The lighting was very difficult. It was snowing like crazy on the day I visited. Big huge puffy flakes of snow. The nice thing about this was that it kept people in their houses. I pretty much had the museum all to myself for the first few hours of the day. The downside was that the snow reflected the light in through the windows, and made it difficult to avoid backlit shots.
The place is absolutely crammed with aircraft and displays. Lots of easels, posters, artifacts, and dioramas surround the aircraft, and the aircraft are positioned very close to one another.
As an example, this shot was rejected for off-center, and it was the absolute best I could do without putting another aircraft in front of the subject.
I did learn something, though. I learned that friendliness can get you some special privileges. When I got to the museum, I signed in at the front desk and spent about 10 or 15 minutes chatting with the lady who was volunteering that day. She was very friendly, and gave me the low-down on all the latest exhibits and displays. I then played my A.net card and mentioned that I was there to shoot photos for the most popular aviation interest site on the web. She seemed interested, and wrote our URL down.
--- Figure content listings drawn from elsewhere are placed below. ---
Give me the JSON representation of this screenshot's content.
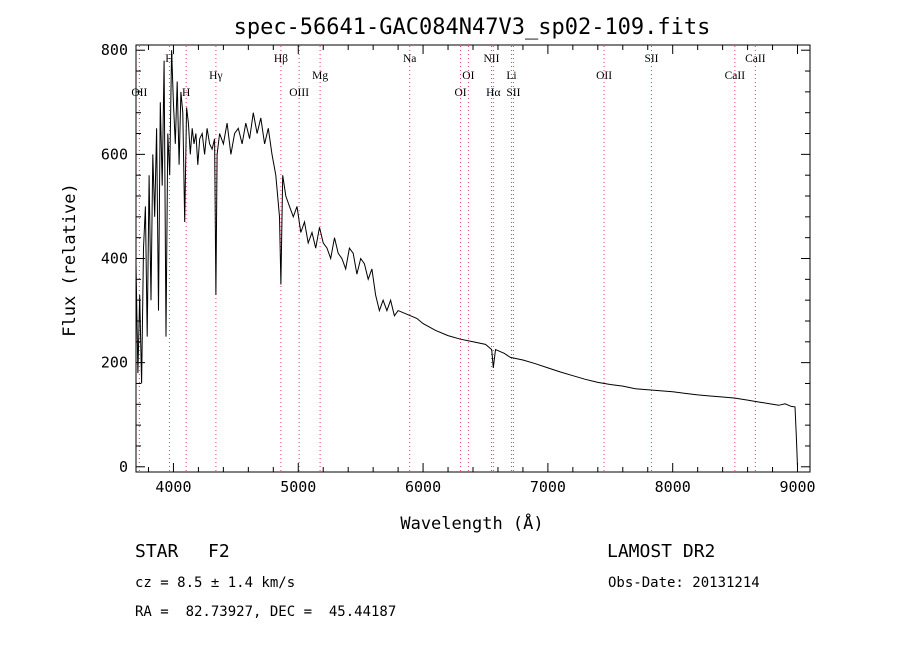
{
  "chart_data": {
    "type": "line",
    "title": "spec-56641-GAC084N47V3_sp02-109.fits",
    "xlabel": "Wavelength (Å)",
    "ylabel": "Flux (relative)",
    "xlim": [
      3700,
      9100
    ],
    "ylim": [
      -10,
      810
    ],
    "xticks": [
      4000,
      5000,
      6000,
      7000,
      8000,
      9000
    ],
    "yticks": [
      0,
      200,
      400,
      600,
      800
    ],
    "series": [
      {
        "name": "flux",
        "x": [
          3700,
          3715,
          3730,
          3745,
          3760,
          3775,
          3790,
          3805,
          3820,
          3835,
          3850,
          3865,
          3880,
          3895,
          3910,
          3925,
          3940,
          3955,
          3970,
          3985,
          4000,
          4015,
          4030,
          4045,
          4060,
          4075,
          4090,
          4105,
          4120,
          4135,
          4150,
          4165,
          4180,
          4195,
          4210,
          4230,
          4250,
          4270,
          4290,
          4310,
          4330,
          4340,
          4350,
          4370,
          4400,
          4430,
          4460,
          4490,
          4520,
          4550,
          4580,
          4610,
          4640,
          4670,
          4700,
          4730,
          4760,
          4790,
          4820,
          4850,
          4861,
          4875,
          4900,
          4930,
          4960,
          4990,
          5020,
          5050,
          5080,
          5110,
          5140,
          5170,
          5200,
          5230,
          5260,
          5290,
          5320,
          5350,
          5380,
          5410,
          5440,
          5470,
          5500,
          5530,
          5560,
          5590,
          5620,
          5650,
          5680,
          5710,
          5740,
          5770,
          5800,
          5850,
          5900,
          5950,
          6000,
          6100,
          6200,
          6300,
          6400,
          6500,
          6550,
          6563,
          6580,
          6650,
          6700,
          6800,
          6900,
          7000,
          7100,
          7200,
          7300,
          7400,
          7500,
          7600,
          7700,
          7800,
          7900,
          8000,
          8100,
          8200,
          8300,
          8400,
          8500,
          8600,
          8700,
          8800,
          8850,
          8900,
          8950,
          8980,
          8990,
          9000
        ],
        "y": [
          390,
          180,
          330,
          160,
          420,
          500,
          250,
          560,
          320,
          600,
          480,
          650,
          300,
          700,
          540,
          780,
          250,
          640,
          560,
          800,
          700,
          620,
          740,
          580,
          720,
          680,
          470,
          690,
          660,
          600,
          650,
          620,
          640,
          580,
          630,
          640,
          600,
          650,
          620,
          610,
          630,
          330,
          600,
          640,
          620,
          660,
          600,
          640,
          650,
          620,
          660,
          630,
          680,
          640,
          670,
          620,
          650,
          600,
          560,
          480,
          350,
          560,
          520,
          500,
          480,
          500,
          450,
          470,
          430,
          450,
          420,
          460,
          430,
          420,
          400,
          440,
          410,
          400,
          380,
          420,
          410,
          370,
          400,
          390,
          360,
          380,
          330,
          300,
          320,
          300,
          320,
          290,
          300,
          295,
          290,
          285,
          275,
          262,
          252,
          245,
          240,
          235,
          225,
          190,
          225,
          218,
          210,
          205,
          198,
          190,
          182,
          175,
          168,
          162,
          158,
          155,
          150,
          148,
          146,
          144,
          141,
          138,
          136,
          134,
          132,
          128,
          124,
          120,
          118,
          121,
          116,
          115,
          60,
          0
        ]
      }
    ],
    "lines": [
      {
        "name": "OII",
        "wave": 3727,
        "label_pos": "low"
      },
      {
        "name": "H",
        "wave": 3968,
        "label_pos": "high"
      },
      {
        "name": "H",
        "wave": 4102,
        "label_pos": "low"
      },
      {
        "name": "Hγ",
        "wave": 4340,
        "label_pos": "mid"
      },
      {
        "name": "Hβ",
        "wave": 4861,
        "label_pos": "high"
      },
      {
        "name": "OIII",
        "wave": 5007,
        "label_pos": "low"
      },
      {
        "name": "Mg",
        "wave": 5175,
        "label_pos": "mid"
      },
      {
        "name": "Na",
        "wave": 5893,
        "label_pos": "high"
      },
      {
        "name": "OI",
        "wave": 6300,
        "label_pos": "low"
      },
      {
        "name": "OI",
        "wave": 6363,
        "label_pos": "mid"
      },
      {
        "name": "NII",
        "wave": 6548,
        "label_pos": "high"
      },
      {
        "name": "Hα",
        "wave": 6563,
        "label_pos": "low"
      },
      {
        "name": "Li",
        "wave": 6708,
        "label_pos": "mid"
      },
      {
        "name": "SII",
        "wave": 6724,
        "label_pos": "low"
      },
      {
        "name": "OII",
        "wave": 7450,
        "label_pos": "mid"
      },
      {
        "name": "SII",
        "wave": 7830,
        "label_pos": "high"
      },
      {
        "name": "CaII",
        "wave": 8498,
        "label_pos": "mid"
      },
      {
        "name": "CaII",
        "wave": 8662,
        "label_pos": "high"
      }
    ],
    "line_color": "#e0405a"
  },
  "info": {
    "object_type": "STAR",
    "subclass": "F2",
    "survey": "LAMOST DR2",
    "cz_text": "cz = 8.5 ± 1.4 km/s",
    "obs_date_text": "Obs-Date: 20131214",
    "coords_text": "RA =  82.73927, DEC =  45.44187"
  }
}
I then described the site's "no obstructions" requirement, and asked if I could occasionally move some barriers and displays around to get better shots. After some thought, she agreed to let me, so long as I watched out for kids and made sure nobody walked past the boundaries. I reassured her that I'm a pilot, and that the safety of the aircraft was my very first priority.
You can see how I removed the top section of webbing in the F-101 shot. If I hadn't done that, it would have blocked the nose gear and probably resulted in a rejection.
Here's what I had to do to get the T-33 shot:
So when it comes to shooting in museums, the big lesson learned was that sometimes, all you have to do is be friendly and courteous, and ask permission. With luck, you'll be rewarded with permission to move ropes, barriers, and obstacles around to nail your shots.